Causas e consequências da violência no esporte brasileiro

Enviada em 05/05/2019

Pouco investimento. Equipamentos insuficientes. Baixo reconhecimento. Rivalidade entre as torcidas. Fanatismo. Falta de educação do torcedor. Não se pode negar os inúmeros problemas enfrentados pelas pessoas torcedoras e praticantes de esporte no Brasil. Tal realidade vai de encontro a um dos principais pontos negativos, a violência. Diante disso, para modificar tal contexto, faz-se necessário uma formulação de alguns setores.

É preciso considerar, antes de tudo, as desvantagens oferecidas pelas as rivalidades entre os times. O número de mortes por causa de brigas no futebol pode ter diminuído na temporada de 2017 em comparação com os anos anteriores, mas a violência só aumenta. Em 2017, foram 11 mortes motivadas por rivalidades clubísticas, como atesta o sociólogo Maurício Murad. A falta de punição é tanta que 17% dos brigões são reincidentes, e apenas 3% dos processos de violência no futebol acabam em condenação.

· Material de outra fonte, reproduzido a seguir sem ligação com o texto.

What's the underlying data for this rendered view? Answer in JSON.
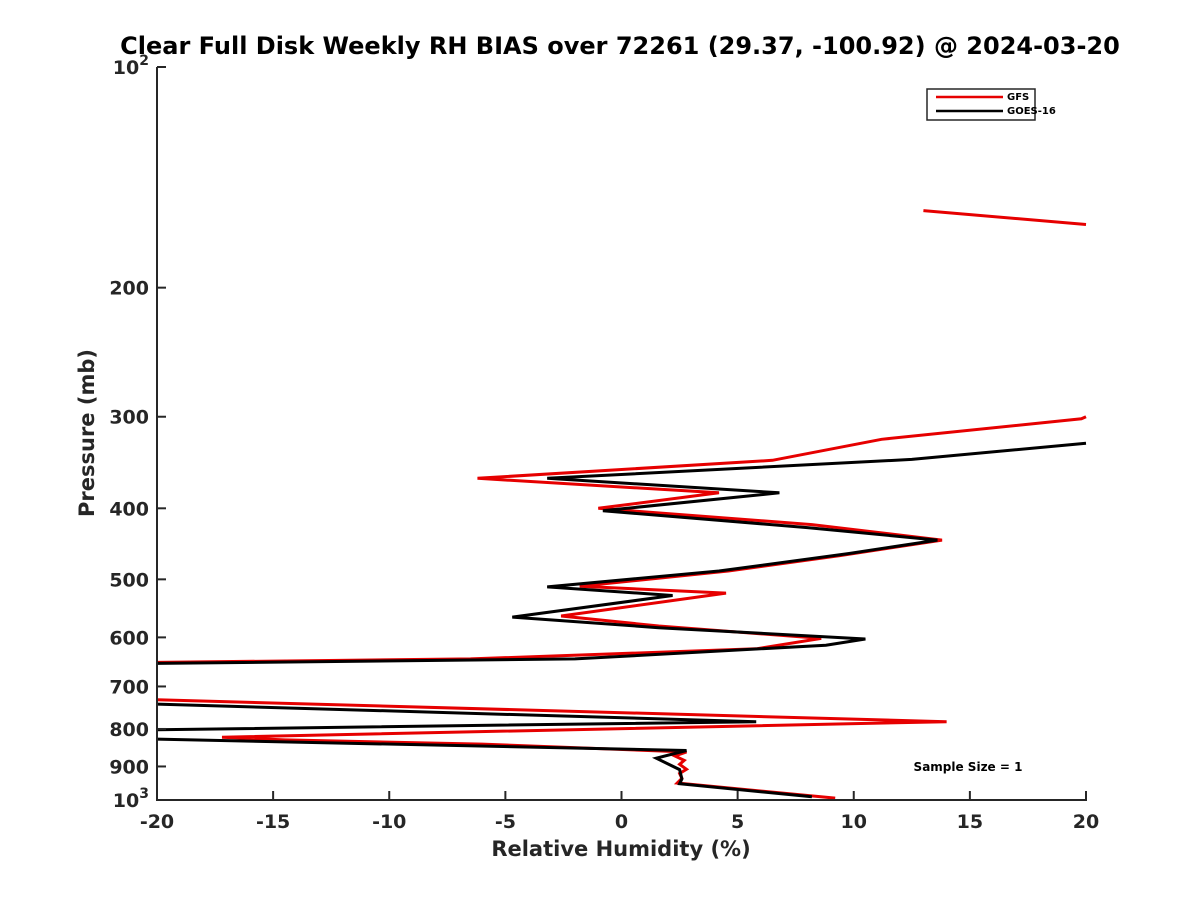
{
  "chart_data": {
    "type": "line",
    "title": "Clear Full Disk Weekly RH BIAS over 72261 (29.37, -100.92) @ 2024-03-20",
    "xlabel": "Relative Humidity (%)",
    "ylabel": "Pressure (mb)",
    "xlim": [
      -20,
      20
    ],
    "ylim": [
      100,
      1000
    ],
    "yscale": "log",
    "y_reversed": true,
    "grid": false,
    "legend_position": "top-right",
    "x_ticks": [
      "-20",
      "-15",
      "-10",
      "-5",
      "0",
      "5",
      "10",
      "15",
      "20"
    ],
    "y_ticks": [
      {
        "value": 100,
        "base": "10",
        "exp": "2"
      },
      {
        "value": 200,
        "base": "200",
        "exp": ""
      },
      {
        "value": 300,
        "base": "300",
        "exp": ""
      },
      {
        "value": 400,
        "base": "400",
        "exp": ""
      },
      {
        "value": 500,
        "base": "500",
        "exp": ""
      },
      {
        "value": 600,
        "base": "600",
        "exp": ""
      },
      {
        "value": 700,
        "base": "700",
        "exp": ""
      },
      {
        "value": 800,
        "base": "800",
        "exp": ""
      },
      {
        "value": 900,
        "base": "900",
        "exp": ""
      },
      {
        "value": 1000,
        "base": "10",
        "exp": "3"
      }
    ],
    "annotation": "Sample Size = 1",
    "series": [
      {
        "name": "GFS",
        "color": "#e60000",
        "segments": [
          [
            [
              13.0,
              157
            ],
            [
              20.0,
              164
            ]
          ],
          [
            [
              20.0,
              300
            ],
            [
              19.8,
              302
            ],
            [
              11.2,
              322
            ],
            [
              6.5,
              344
            ],
            [
              -6.2,
              364
            ],
            [
              4.2,
              381
            ],
            [
              -1.0,
              400
            ],
            [
              8.2,
              421
            ],
            [
              13.8,
              442
            ],
            [
              9.4,
              464
            ],
            [
              4.6,
              487
            ],
            [
              -1.8,
              511
            ],
            [
              4.5,
              522
            ],
            [
              -2.6,
              561
            ],
            [
              1.6,
              579
            ],
            [
              8.6,
              602
            ],
            [
              5.8,
              622
            ],
            [
              -6.5,
              642
            ],
            [
              -20.0,
              649
            ]
          ],
          [
            [
              -20.0,
              730
            ],
            [
              14.0,
              782
            ],
            [
              -17.2,
              821
            ],
            [
              -14.5,
              828
            ],
            [
              -6.0,
              839
            ],
            [
              2.8,
              860
            ],
            [
              2.3,
              871
            ],
            [
              2.7,
              883
            ],
            [
              2.5,
              894
            ],
            [
              2.8,
              908
            ],
            [
              2.5,
              920
            ],
            [
              2.6,
              934
            ],
            [
              2.4,
              948
            ],
            [
              9.2,
              994
            ]
          ]
        ]
      },
      {
        "name": "GOES-16",
        "color": "#000000",
        "segments": [
          [
            [
              20.0,
              326
            ],
            [
              12.5,
              343
            ],
            [
              -3.2,
              364
            ],
            [
              6.8,
              381
            ],
            [
              -0.8,
              403
            ],
            [
              8.0,
              425
            ],
            [
              13.6,
              442
            ],
            [
              9.8,
              461
            ],
            [
              4.2,
              487
            ],
            [
              -3.2,
              512
            ],
            [
              2.2,
              526
            ],
            [
              -4.7,
              563
            ],
            [
              1.6,
              582
            ],
            [
              10.5,
              603
            ],
            [
              8.8,
              615
            ],
            [
              -2.0,
              642
            ],
            [
              -20.0,
              651
            ]
          ],
          [
            [
              -20.0,
              740
            ],
            [
              5.8,
              782
            ],
            [
              -20.0,
              802
            ]
          ],
          [
            [
              -20.0,
              826
            ],
            [
              2.8,
              856
            ],
            [
              1.5,
              877
            ],
            [
              2.5,
              909
            ],
            [
              2.6,
              936
            ],
            [
              2.5,
              950
            ],
            [
              8.2,
              990
            ]
          ]
        ]
      }
    ]
  }
}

É válido ressaltar, ainda, que a falta de investimentos e de treinamentos de pessoas que trabalham na segurança ainda é uma problema a ser resolvido.

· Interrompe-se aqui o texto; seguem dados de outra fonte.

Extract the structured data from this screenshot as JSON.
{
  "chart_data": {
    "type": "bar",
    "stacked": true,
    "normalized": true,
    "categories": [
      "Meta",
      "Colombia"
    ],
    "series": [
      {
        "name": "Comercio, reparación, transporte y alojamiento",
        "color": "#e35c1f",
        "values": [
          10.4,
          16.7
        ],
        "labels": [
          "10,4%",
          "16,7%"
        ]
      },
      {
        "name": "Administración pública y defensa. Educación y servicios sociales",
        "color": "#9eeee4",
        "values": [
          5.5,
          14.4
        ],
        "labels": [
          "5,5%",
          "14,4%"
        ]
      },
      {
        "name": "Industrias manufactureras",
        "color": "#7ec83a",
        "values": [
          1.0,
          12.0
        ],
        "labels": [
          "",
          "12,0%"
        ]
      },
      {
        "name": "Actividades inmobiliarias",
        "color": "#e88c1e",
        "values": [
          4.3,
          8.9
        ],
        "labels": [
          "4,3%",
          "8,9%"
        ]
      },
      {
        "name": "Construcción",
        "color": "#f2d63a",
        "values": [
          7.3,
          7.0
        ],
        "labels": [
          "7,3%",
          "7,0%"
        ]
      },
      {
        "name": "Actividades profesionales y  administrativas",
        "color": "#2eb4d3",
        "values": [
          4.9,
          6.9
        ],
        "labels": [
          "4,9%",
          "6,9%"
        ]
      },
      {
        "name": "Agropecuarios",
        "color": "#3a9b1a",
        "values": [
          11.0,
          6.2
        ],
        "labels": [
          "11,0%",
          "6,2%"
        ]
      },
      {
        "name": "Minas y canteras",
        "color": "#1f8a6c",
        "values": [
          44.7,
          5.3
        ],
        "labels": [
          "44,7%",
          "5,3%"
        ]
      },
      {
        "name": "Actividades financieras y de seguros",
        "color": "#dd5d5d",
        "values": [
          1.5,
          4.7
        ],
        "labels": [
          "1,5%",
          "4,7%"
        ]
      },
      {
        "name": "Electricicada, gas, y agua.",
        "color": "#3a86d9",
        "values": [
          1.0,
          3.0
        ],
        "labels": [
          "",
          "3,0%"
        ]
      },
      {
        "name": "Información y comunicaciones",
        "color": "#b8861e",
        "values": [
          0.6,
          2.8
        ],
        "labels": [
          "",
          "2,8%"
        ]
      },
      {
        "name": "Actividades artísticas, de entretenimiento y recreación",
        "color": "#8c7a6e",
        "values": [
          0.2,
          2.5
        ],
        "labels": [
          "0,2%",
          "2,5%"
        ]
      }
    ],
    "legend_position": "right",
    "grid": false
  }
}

Como podemos observar que apesar de não ter ocorrido mortes, a partida entre Flamengo e Independiente-ARG, pela final da Copa Sul-Americana, apresenta a clara falta de preparo dos órgãos que realizam o evento. Pois tinham mais de 540 policiais e guardas que trabalhavam na noite do jogo, outros mil seguranças particulares foram contratados pelo Flamengo para ajudar na segurança dos torcedores e mesmo assim houve violência. Isso também nos mostra que a Polícia Militar não tem preparo, que a impunidade é a realidade e que não existe fiscalização alguma.

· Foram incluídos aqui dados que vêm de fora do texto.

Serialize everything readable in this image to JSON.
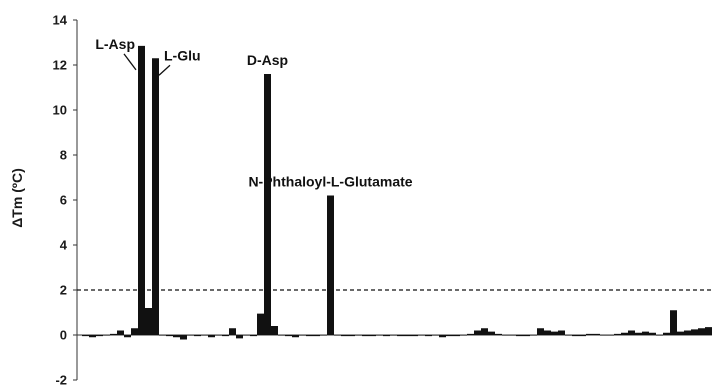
{
  "chart_data": {
    "type": "bar",
    "title": "",
    "xlabel": "",
    "ylabel": "ΔTm (ºC)",
    "ylim": [
      -2,
      14
    ],
    "yticks": [
      -2,
      0,
      2,
      4,
      6,
      8,
      10,
      12,
      14
    ],
    "grid": false,
    "legend": "none",
    "threshold": 2,
    "bar_color": "#111111",
    "values": [
      -0.05,
      -0.1,
      -0.05,
      0.0,
      0.05,
      0.2,
      -0.1,
      0.3,
      12.85,
      1.2,
      12.3,
      0.0,
      -0.05,
      -0.1,
      -0.2,
      0.0,
      -0.05,
      0.0,
      -0.1,
      0.0,
      -0.05,
      0.3,
      -0.15,
      0.0,
      -0.05,
      0.95,
      11.6,
      0.4,
      0.0,
      -0.05,
      -0.1,
      0.0,
      -0.05,
      -0.05,
      0.0,
      6.2,
      0.0,
      -0.05,
      -0.05,
      0.0,
      -0.05,
      -0.05,
      0.0,
      -0.05,
      0.0,
      -0.05,
      -0.05,
      -0.05,
      0.0,
      -0.05,
      0.0,
      -0.1,
      -0.05,
      -0.05,
      0.0,
      0.05,
      0.2,
      0.3,
      0.15,
      0.05,
      0.0,
      0.0,
      -0.05,
      -0.05,
      0.0,
      0.3,
      0.2,
      0.15,
      0.2,
      0.0,
      -0.05,
      -0.05,
      0.05,
      0.05,
      0.0,
      0.0,
      0.05,
      0.1,
      0.2,
      0.1,
      0.15,
      0.1,
      0.0,
      0.1,
      1.1,
      0.15,
      0.2,
      0.25,
      0.3,
      0.35,
      0.25,
      0.15,
      0.3,
      0.2,
      0.35,
      0.45
    ],
    "annotations": [
      {
        "text": "L-Asp",
        "bar_index": 8
      },
      {
        "text": "L-Glu",
        "bar_index": 10
      },
      {
        "text": "D-Asp",
        "bar_index": 26
      },
      {
        "text": "N-Phthaloyl-L-Glutamate",
        "bar_index": 35
      }
    ]
  }
}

É fundamental, portanto, uma parceria entre o Ministério do Esporte e a mídia, na qual esta será responsável, por meio de programas televisivos de esporte e campanhas publicitárias, por fiscalizar as ações governamentais e informar a população sobre os ocorridos, transformando a sociedade em um agente ativo de busca pelo cumprimento dos direitos garantidos pela constituição. Que o Ministério da Justiça e cidadania possa atuar na defesa da segurança pública, melhorando a capacidades dos que nos protegem.